Дмитрий Быков, заранее признавая бесплодность любых попыток преобразования нашей жизни, выводит себя от отчаяния и вины к свободе и преодолению — тем, что сосредоточивает свои надежды на «повседневной тактике частной порядочной жизни» (статья «Прекрасные утята»). Павлов в своих чаяниях, напротив, проявляет максимализм, говоря о необходимости и возможности преодолеть мировое зло. Но в масштабах победы над абсолютом зла Павлов бессилен, а на меньшее он не согласится. «В этой жизни <…> ничего хорошего совесть не позволяет русскому писателю углядеть»: если хоть в чем-то остался изъян, разве возможно для меня безупречное? — по сути, решает Павлов и сознательно обрекает себя на неизбывное личное покаяние за вину мирового несовершенства.
К теме статьи такое мировоззрение Павлова имеет прямое отношение. Эстетическое, этот зыбкий мираж иного мира, построенного на неметафорично зыбучей почве мира реального, помимо прочего требует от человека решимости на свободу и правоту. Красота, не сознающая в себе силы спасти мир, — жалкий марафет. Однако в книге Павлова мир уготовано спасти не Красоте, а Добру и Истине; свобода и правота отложены до лучших времен, когда можно будет снять с себя пост вины и покаяния. И, наконец, задуматься об излишнем. О том, что трудно уложить в предписания, в чем добро разглядит не каждый, чья истина хрупка перед требованиями злободневной правды. О том, без чего трудно представить литературную критику.

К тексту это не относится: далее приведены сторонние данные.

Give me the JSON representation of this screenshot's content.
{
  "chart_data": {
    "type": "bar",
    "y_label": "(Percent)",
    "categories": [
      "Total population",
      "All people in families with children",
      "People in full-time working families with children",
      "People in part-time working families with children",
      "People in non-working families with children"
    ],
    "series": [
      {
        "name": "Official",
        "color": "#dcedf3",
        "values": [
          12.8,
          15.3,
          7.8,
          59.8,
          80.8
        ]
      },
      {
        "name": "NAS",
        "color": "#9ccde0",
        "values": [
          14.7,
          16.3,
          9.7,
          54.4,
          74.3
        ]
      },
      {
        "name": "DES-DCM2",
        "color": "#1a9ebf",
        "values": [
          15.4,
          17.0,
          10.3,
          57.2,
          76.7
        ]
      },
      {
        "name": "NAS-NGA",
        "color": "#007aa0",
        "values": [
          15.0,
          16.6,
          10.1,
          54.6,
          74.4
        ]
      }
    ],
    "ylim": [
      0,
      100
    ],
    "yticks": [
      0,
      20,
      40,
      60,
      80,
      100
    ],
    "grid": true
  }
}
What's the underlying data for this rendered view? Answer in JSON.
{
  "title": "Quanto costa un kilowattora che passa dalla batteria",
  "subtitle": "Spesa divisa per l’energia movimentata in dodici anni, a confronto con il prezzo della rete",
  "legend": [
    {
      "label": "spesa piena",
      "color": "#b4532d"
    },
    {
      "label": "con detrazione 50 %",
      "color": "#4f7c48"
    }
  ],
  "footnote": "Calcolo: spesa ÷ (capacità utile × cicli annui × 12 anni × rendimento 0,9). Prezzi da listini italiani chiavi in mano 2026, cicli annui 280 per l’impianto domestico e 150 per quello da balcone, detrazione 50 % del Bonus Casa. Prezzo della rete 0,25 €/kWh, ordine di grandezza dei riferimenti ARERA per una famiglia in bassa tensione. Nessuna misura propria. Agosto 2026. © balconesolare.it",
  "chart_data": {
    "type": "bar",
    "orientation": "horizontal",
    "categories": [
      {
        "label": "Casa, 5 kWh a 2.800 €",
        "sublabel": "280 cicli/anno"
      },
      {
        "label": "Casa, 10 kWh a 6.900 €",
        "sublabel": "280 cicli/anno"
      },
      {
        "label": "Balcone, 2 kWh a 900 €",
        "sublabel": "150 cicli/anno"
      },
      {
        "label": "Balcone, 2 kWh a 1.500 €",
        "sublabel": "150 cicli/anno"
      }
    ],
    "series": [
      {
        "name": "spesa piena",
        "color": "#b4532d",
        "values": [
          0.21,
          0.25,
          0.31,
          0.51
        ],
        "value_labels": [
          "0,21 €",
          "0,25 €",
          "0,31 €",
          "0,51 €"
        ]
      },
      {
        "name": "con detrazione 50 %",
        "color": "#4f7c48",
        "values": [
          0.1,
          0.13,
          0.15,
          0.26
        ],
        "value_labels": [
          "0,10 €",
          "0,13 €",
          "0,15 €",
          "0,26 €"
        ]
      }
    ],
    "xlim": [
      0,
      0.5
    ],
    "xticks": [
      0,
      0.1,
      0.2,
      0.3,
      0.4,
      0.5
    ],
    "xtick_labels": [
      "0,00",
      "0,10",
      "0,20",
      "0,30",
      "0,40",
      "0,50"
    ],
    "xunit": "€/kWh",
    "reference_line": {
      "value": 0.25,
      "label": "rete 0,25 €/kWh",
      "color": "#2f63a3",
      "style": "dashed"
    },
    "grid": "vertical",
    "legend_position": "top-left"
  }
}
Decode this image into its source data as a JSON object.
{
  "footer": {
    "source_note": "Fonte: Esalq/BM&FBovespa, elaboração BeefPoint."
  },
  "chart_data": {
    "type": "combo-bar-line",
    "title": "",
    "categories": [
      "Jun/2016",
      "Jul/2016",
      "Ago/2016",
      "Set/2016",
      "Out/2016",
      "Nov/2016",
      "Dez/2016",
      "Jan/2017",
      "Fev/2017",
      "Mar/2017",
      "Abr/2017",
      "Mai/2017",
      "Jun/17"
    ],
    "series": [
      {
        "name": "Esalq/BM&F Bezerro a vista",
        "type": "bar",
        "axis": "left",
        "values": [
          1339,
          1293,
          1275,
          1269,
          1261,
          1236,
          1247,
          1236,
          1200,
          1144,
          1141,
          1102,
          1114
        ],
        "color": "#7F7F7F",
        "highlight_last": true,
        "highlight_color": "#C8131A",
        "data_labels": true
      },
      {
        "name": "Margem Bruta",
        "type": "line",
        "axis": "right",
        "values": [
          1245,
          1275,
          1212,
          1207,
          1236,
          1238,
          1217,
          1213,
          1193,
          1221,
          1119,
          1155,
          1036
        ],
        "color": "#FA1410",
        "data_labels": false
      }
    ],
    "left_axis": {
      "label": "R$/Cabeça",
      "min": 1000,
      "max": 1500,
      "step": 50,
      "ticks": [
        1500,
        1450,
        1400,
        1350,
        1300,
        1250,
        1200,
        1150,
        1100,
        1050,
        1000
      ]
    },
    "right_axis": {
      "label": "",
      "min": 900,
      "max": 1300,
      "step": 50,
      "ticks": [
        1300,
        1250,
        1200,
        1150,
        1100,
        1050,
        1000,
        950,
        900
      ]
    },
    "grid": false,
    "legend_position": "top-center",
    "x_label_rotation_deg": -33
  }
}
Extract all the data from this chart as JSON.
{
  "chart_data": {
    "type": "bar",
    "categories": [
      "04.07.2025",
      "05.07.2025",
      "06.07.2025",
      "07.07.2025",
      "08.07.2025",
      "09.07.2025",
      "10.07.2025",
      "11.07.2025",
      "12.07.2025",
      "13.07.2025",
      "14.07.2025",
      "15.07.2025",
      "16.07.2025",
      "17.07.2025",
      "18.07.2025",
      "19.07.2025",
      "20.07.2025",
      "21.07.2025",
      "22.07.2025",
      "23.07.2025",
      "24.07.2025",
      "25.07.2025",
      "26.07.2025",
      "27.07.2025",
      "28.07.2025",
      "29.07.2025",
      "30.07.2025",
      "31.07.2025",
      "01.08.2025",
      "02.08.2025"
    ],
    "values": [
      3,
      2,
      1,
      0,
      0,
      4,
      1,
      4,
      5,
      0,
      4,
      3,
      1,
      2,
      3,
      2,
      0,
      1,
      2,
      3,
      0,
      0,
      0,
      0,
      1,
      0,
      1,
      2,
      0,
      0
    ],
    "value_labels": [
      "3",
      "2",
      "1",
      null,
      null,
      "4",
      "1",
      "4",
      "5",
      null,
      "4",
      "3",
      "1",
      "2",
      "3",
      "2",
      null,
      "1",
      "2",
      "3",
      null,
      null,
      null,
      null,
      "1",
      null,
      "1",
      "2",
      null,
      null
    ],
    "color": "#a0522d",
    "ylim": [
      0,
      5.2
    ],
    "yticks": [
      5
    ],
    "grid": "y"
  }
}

Но — беремся представить: Павлов в своих критических выступлениях открыто ополчается на эстетическое как план бытия литературы. «Художественное» и «духовное» в его глазах не просто разведены, но и не поровну поделили имущество. Духовное должно богатеть за счет художественного, свобода творчества хороша только «скованная (именно это слово из ряда синонимов — случайно ли? —
Знаковой в этом смысле представляется склонность Павлова придавать негативную оценочность самым нейтральным искусствоведческим понятиям. Слово «эстетическое» — частый гость на страницах книги Павлова, вот только гость нежеланный: появляется оно всегда в негативном контексте. Так же как понятие «стиля», которое Павловым воспринято как «гнетущее и опустошенное».
Заявляя, что русская литература «всегда жила тем, что писательство понималось как долг нравственный», Павлов упускает из виду, что при всей нравственности ты не сможешь выполнить этот долг без художнической одаренности. Это как исполнять рыцарский долг без экипировки: доблесть зачтется, но сарацина голыми руками не возьмешь. Вот и в литературе форма и владение секретным приемом — единственный способ внушить писательские идеи читателю. Потому что на пути этих идей неизбежно встают два препятствия: неприступная скала вкуса и омут скуки. Оба эти понятия в статьях Павлова, в отличие от критики Быкова и Кобрина, не становятся аргументами. Параметры вкуса и не-скуки, как раз обеспечивающие доступность, внятность и привлекательность высказываемых писателем идей, в литературе, по Павлову, несущественны. Очевидно, ему кажется неприемлемой мысль о том, что читателя к добру и правде надо заманивать. Для Павлова принципиальна модель чтения как труда, «трудного разговора» с писателем о Вопросах. Поэтому «тяжелая» и «мучительная» — это позитивные эпитеты литературы. Но представление о серьезном чтении как труде — заблуждение, искажающее представление публики о читабельности «высокой» литературы. Из-за этого многие убеждены, что аудитория обращается к классической литературе или философским текстам только затем, чтобы решить вопросы, задуматься о вечном, не позволять душе лениться. Этот предрассудок упускает из виду один немаловажный нюанс: указанные задачи вовсе не исчерпывают блаженства и воодушевления, которые читатели определенного уровня развития умеют получать от серьезного чтения. Другое дело, что пресловутая серьезность в произведении может быть самого безвкусного, одиозного рода — и вот тогда чтение представляет для таких людей даже не труд, а настоящую трудность!